Kelsey stared at Amy in dismay. The thought of her only sibling living halfway across the world hit her like a blow in the solar plexus. What would she do without Amy close by? No more all day shopping trips together, no more chats over coffee.
“Amy,” she said with difficulty, “moving to London…that’s a huge step to take because of a guy. Even Doug.”
“I know,” her sister admitted, “but I can’t go on like this and I can’t stay here much longer and watch him following you around like a puppy. Before I have any future with Doug, he’s going to have to let go of you and that doesn't seem likely anytime soon.”
“You’d be so far away,” Kelsey protested, her stomach knotting further. They’d always clung together, anchoring each other in the storms of their mother’s tumultuous love life. “I’d never get to see you. You really have to think about it before you make a big move like that.”
“I am,” her sister said wearily, getting up. “But right now, I’ve got to get back to work.”
“We’ll find a way to sort this out,” Kelsey assured her as Amy left. “See you later.”
She sat staring into space for a long time when she was alone. This was terrible. She’d known, of course, that Amy liked Doug when they were kids. Her sister had confessed to it when she was sixteen and Kelsey was heading off to college. But with their hectic lives and trying to make a living in the City, somehow Amy’s feelings about Doug had never come up again.
She and her sister didn’t live together, but they saw each other every day. How could she have been so dense? So unaware of how her own sister felt about a man they both knew so well?
Now that she’d been slapped in the face with the truth, she wondered at how blind and selfish she’d been. She did call Doug when she was between men. She let him help her out and took him for granted. He was her friend. She had other friends, of course. Being in the advertising business required the ability to meet and greet, but Doug had always been reliable and concerned. She loved him like a brother.
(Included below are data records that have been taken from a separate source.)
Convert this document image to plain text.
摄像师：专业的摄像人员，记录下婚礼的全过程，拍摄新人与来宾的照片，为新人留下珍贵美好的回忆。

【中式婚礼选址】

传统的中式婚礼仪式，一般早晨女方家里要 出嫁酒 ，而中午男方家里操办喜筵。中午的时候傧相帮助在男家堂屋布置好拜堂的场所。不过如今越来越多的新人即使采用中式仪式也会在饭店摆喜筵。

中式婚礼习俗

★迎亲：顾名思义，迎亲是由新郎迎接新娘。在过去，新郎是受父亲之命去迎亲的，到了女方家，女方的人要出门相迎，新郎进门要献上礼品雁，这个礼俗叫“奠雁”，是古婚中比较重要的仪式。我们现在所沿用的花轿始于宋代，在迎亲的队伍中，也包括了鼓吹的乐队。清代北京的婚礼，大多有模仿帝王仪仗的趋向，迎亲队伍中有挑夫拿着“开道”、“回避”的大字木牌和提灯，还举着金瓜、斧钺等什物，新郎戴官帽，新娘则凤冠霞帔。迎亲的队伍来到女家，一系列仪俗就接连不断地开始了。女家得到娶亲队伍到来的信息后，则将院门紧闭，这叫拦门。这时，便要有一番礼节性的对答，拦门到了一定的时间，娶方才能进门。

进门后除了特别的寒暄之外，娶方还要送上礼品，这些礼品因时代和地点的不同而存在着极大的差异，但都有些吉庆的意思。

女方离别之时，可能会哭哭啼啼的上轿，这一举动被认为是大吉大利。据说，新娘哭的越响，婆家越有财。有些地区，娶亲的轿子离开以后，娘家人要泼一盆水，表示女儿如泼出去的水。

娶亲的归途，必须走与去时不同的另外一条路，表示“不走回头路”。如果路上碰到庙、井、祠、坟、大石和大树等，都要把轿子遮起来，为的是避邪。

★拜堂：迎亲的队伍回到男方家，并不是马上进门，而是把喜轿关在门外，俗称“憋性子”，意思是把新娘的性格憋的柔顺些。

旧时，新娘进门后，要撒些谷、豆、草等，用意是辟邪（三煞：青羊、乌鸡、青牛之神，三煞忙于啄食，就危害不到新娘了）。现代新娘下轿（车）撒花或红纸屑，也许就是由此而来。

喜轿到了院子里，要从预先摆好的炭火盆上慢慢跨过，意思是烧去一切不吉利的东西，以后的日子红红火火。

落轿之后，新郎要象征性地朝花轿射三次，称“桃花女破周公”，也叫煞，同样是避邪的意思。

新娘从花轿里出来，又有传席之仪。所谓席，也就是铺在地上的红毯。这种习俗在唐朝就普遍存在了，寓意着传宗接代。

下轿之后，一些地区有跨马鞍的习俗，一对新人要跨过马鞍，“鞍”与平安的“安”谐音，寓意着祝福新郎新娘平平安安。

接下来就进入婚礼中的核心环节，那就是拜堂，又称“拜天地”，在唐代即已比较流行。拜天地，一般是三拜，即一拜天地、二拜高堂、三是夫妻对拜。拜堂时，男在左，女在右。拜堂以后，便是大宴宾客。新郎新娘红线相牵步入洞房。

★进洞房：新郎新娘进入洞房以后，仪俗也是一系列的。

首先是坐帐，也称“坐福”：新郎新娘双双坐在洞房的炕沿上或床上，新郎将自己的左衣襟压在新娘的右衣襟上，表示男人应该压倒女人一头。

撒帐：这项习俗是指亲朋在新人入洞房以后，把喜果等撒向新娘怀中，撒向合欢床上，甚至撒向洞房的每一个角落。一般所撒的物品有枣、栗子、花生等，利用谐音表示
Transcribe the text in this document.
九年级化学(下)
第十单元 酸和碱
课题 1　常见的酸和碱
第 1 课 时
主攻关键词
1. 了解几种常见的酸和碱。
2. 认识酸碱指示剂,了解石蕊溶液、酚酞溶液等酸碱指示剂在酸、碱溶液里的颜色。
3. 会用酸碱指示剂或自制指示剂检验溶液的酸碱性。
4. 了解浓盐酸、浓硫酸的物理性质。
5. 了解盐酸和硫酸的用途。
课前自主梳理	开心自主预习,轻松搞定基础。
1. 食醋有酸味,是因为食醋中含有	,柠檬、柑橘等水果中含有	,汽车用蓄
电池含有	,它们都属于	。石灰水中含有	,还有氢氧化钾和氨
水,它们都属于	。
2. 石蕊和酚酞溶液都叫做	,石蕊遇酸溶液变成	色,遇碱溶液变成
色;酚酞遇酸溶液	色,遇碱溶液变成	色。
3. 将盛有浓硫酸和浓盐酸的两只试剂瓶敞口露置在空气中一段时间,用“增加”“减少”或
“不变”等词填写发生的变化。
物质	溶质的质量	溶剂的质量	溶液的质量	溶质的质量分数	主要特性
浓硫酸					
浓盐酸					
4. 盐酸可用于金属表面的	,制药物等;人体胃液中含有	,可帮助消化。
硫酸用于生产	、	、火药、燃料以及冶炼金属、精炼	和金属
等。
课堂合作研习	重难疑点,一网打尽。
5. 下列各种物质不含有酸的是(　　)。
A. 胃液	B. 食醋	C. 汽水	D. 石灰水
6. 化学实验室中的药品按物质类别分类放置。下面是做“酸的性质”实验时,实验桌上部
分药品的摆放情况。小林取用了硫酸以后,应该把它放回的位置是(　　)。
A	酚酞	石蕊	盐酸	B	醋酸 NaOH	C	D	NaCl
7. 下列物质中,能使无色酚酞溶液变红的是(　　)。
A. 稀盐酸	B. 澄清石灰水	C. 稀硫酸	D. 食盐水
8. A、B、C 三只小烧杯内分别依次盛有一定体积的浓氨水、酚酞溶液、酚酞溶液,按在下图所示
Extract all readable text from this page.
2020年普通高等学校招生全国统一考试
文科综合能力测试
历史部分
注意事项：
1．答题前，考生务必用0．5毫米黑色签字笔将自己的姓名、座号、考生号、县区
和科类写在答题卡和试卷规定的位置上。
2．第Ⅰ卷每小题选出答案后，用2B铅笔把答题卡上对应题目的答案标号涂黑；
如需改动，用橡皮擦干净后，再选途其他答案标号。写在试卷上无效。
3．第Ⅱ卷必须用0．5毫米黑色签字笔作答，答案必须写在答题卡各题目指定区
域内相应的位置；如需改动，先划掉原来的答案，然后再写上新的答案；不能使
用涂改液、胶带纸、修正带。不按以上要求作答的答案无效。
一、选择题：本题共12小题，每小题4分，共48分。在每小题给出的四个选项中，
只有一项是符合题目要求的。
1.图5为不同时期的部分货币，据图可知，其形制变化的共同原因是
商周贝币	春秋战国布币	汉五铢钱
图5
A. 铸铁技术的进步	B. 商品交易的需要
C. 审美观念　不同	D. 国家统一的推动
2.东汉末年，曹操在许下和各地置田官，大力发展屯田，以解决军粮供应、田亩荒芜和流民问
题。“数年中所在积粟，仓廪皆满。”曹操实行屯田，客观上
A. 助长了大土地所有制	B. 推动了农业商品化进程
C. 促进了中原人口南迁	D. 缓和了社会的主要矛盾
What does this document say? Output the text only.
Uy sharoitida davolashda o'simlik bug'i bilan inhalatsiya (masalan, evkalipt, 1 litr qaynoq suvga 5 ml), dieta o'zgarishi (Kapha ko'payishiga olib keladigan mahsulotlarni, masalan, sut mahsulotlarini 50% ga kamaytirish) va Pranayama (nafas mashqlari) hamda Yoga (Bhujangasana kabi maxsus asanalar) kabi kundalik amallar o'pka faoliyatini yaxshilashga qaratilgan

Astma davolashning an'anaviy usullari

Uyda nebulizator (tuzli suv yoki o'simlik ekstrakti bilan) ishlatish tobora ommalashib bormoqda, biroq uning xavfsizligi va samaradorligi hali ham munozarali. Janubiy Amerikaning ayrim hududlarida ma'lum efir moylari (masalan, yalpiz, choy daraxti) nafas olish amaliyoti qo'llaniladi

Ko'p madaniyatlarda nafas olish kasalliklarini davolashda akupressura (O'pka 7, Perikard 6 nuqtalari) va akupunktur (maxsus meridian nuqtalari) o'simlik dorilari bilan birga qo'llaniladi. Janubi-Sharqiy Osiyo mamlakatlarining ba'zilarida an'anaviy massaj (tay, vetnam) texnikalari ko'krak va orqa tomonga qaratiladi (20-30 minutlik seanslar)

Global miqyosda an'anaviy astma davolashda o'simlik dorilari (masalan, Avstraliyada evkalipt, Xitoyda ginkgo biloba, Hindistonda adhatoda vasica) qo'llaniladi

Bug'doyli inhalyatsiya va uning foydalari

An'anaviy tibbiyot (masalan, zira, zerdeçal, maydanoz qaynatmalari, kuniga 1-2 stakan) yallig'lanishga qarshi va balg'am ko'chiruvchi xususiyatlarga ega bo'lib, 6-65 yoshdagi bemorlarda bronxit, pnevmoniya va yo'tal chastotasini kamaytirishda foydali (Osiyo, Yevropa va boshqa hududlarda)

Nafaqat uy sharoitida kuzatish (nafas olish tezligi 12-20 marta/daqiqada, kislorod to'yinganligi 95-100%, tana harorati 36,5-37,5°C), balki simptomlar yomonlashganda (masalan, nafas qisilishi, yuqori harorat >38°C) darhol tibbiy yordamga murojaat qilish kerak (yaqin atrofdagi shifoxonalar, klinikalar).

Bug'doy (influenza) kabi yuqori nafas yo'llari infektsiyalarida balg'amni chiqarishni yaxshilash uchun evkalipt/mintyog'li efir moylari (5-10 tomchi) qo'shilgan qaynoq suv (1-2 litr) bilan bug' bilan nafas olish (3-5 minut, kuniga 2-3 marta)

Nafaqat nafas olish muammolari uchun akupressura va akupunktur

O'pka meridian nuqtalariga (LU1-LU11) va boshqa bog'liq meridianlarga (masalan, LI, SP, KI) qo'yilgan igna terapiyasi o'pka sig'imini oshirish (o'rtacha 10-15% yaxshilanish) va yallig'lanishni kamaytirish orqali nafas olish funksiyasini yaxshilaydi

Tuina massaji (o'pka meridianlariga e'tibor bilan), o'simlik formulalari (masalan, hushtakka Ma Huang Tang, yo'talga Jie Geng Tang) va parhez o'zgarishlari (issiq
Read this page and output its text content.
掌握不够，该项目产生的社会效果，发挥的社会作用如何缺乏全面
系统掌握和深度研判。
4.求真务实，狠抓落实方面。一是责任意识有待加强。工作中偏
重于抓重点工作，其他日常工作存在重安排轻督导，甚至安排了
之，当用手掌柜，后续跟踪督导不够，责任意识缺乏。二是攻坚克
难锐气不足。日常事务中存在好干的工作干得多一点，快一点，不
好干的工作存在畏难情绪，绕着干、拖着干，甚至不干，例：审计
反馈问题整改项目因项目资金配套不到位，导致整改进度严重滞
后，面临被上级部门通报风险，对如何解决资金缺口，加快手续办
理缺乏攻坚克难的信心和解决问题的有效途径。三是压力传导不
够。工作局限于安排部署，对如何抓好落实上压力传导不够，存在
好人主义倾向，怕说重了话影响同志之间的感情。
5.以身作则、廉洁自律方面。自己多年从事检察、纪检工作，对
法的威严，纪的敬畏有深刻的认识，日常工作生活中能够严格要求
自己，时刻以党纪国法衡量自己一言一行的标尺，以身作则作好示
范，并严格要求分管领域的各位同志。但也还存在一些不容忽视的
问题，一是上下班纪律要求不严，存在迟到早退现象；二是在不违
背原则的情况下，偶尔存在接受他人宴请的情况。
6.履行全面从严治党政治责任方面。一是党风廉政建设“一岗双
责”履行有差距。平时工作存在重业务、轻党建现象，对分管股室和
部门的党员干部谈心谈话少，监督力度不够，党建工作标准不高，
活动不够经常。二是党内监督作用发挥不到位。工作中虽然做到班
Unlike Amy, Kelsey knew better than to believe in till-death-do-we-part love. It was kind of like the lottery. There were people who lucked out that way, but very few.
She’d seen too much falling in and out of love to let her heart be knocked around that way. The way she saw it, love was a rush of excitement, a period of discovery, sex and then, after a while, over-familiarity and boredom. People drifted apart.
On the other hand, Doug might not be Amy’s lottery love, but how could Kelsey deny her a chance at finding some happiness?
All these years of “friendship” and coming to love Doug like a brother, all along she'd been using him to fill up the empty gaps in her life without thought of how her sister felt about him.
It just wasn’t acceptable, Kelsey realized, sitting back in her chair. Somehow, she had to make Doug see that she would never care about him as a lover. And she had to do it before Amy’s heart broke. Certainly before her sister moved an ocean away.
***
Kelsey Layton slid a sideways glance to where Jared Barrett stood next to her, filling the elevator with his presence and the subtle seduction of his after shave. He smelled good, the kind of warm, male essence that made her want to lean into a man and inhale.